In a development that many pet parents will recognise, a few months after we got Brewster, our wonderful cockapoo, he was regularly spending the night taking up more than his fair share of our bed.
And I like it (most of the time). I’m not a great sleeper and I often find his ‘little old man’ snoring a comfort, outweighing the occasional paw in my face. Sometimes (the best of times) he’ll put his head on my pillow and we spoon, like a grown man with a living teddy bear. My wife is embarrassed for me.
Brewster still spends a good chunk of the night in his own bed on our bedroom floor because he thinks any temperature above freezing is tropical. But we usually get at least an hour or two of company.
I’ve yet to meet anyone with a dog, couples anyway, who hasn’t addressed the ‘Dog in Bed’ question.

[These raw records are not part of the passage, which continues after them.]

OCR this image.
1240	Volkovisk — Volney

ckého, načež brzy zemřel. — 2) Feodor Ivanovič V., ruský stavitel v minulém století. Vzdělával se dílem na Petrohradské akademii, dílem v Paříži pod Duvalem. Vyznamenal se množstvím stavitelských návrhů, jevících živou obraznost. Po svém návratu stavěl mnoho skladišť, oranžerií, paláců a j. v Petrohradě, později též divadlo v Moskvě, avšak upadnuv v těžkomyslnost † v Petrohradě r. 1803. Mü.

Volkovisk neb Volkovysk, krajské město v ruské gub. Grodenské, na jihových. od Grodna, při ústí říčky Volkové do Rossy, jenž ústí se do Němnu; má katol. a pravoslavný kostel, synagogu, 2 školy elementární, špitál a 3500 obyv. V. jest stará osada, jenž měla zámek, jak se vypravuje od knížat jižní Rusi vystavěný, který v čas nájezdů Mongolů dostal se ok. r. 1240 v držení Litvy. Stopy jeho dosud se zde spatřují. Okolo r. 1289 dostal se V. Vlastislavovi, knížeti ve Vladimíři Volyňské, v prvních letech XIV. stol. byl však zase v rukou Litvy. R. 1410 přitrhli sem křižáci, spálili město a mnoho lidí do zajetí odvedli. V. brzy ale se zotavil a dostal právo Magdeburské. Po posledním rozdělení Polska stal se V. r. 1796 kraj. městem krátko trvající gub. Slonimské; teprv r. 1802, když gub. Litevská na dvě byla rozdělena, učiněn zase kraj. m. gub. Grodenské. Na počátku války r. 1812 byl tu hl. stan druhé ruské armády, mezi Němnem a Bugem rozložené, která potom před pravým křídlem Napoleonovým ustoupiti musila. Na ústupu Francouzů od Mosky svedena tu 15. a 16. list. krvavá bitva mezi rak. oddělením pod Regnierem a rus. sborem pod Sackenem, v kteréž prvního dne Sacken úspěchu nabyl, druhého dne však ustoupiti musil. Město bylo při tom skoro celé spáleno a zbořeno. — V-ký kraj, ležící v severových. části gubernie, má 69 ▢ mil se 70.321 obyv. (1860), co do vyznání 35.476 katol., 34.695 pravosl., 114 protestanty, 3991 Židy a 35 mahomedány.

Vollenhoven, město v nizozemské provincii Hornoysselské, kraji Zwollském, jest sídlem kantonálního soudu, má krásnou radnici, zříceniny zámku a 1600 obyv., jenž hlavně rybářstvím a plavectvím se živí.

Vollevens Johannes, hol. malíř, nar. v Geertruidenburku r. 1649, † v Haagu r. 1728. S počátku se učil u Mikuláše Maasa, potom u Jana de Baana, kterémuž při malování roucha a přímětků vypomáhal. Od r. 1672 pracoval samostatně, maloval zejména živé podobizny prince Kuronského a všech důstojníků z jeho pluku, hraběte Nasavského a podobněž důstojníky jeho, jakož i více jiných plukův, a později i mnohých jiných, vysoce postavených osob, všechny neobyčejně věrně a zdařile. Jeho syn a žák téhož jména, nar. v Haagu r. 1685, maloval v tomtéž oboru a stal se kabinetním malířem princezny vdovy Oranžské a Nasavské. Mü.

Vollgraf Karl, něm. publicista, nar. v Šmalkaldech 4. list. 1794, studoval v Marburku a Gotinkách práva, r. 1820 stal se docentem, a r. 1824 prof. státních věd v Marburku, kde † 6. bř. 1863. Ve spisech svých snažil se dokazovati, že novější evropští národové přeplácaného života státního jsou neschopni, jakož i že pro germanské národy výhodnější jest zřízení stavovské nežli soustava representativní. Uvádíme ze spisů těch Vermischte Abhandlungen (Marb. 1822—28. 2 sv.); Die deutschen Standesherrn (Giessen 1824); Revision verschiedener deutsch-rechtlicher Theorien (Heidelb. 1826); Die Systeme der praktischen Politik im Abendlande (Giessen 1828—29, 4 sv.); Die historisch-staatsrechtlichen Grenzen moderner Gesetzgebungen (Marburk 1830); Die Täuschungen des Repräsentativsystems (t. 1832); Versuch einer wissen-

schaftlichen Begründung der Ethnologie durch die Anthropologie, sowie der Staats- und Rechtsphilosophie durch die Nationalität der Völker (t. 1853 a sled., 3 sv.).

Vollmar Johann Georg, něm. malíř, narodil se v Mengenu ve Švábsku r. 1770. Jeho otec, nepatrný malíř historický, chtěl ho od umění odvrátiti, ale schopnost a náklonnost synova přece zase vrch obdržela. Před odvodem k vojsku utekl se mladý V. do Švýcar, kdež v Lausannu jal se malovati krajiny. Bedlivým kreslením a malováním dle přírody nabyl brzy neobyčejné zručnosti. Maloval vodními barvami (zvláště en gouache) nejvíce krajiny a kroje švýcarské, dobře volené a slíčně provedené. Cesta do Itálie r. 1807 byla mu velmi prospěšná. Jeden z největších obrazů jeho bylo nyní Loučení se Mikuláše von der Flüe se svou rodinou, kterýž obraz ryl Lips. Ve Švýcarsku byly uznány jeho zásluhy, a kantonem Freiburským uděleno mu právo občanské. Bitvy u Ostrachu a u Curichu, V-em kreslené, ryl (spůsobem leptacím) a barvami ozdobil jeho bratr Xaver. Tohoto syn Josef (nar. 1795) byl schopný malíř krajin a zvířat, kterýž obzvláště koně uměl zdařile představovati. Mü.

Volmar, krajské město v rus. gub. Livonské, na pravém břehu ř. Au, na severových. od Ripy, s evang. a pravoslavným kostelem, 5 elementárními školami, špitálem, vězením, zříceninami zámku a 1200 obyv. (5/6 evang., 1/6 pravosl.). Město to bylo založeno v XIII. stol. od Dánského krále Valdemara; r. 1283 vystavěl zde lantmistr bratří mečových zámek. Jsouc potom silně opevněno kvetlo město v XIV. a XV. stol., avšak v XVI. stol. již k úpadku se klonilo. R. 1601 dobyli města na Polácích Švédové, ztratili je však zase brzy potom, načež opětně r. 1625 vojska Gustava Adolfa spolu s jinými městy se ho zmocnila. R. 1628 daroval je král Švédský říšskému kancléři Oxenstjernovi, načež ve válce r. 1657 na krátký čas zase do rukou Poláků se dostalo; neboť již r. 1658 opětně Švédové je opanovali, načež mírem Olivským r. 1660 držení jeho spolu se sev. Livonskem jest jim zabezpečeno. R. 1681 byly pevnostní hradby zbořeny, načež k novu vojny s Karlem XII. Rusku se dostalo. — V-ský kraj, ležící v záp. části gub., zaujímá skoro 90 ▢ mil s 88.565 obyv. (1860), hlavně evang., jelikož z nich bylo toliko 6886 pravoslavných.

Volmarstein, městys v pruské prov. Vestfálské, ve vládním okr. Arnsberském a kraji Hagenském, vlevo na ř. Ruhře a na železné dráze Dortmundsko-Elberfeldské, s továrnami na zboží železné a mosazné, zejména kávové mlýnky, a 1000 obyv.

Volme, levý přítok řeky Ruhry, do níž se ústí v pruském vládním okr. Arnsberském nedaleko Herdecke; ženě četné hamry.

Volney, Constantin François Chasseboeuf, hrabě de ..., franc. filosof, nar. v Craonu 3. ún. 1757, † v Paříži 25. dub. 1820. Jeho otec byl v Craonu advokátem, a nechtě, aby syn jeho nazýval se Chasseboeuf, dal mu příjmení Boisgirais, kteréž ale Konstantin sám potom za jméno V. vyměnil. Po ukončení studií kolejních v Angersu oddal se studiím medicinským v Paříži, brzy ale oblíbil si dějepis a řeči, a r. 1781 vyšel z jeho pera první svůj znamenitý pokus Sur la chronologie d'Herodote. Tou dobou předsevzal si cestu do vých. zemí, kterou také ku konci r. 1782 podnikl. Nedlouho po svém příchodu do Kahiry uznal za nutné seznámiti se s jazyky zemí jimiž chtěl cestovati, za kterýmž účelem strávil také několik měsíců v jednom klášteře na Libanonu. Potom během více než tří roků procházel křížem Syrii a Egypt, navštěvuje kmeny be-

I know some whose answer was an adamant ‘No’; others where one partner sneakily allows bed visits when they’re spending the night alone; and others who gladly welcomed the idea.
Many, though, like us, journeyed from being unable to deal with the cries of lonely and frightened puppy a floor below us, to ‘he can sleep on the floor,’ to caving in – and, in my case, being disappointed if I don’t get my face licked when my alarm goes off (by the dog, I hasten to add).
So that’s how it is in our house, but in answer to the question ‘Should my dog sleep in my bed?’ it’s a resounding… ‘It’s up to you’. To help you decide, here are some pros and cons.
It can increase bonding between you and your dog.
It’s good for both your and your dog’s emotional wellbeing and mental health.
Being close to or touching your dog reduces your blood pressure.
It can keep both of you warm in winter.
It can make you sleep worse.
It can increase existing dominance issues.
If your dog isn’t well groomed or house trained, things can get unhygienic.
A big dog could take up most of your bed.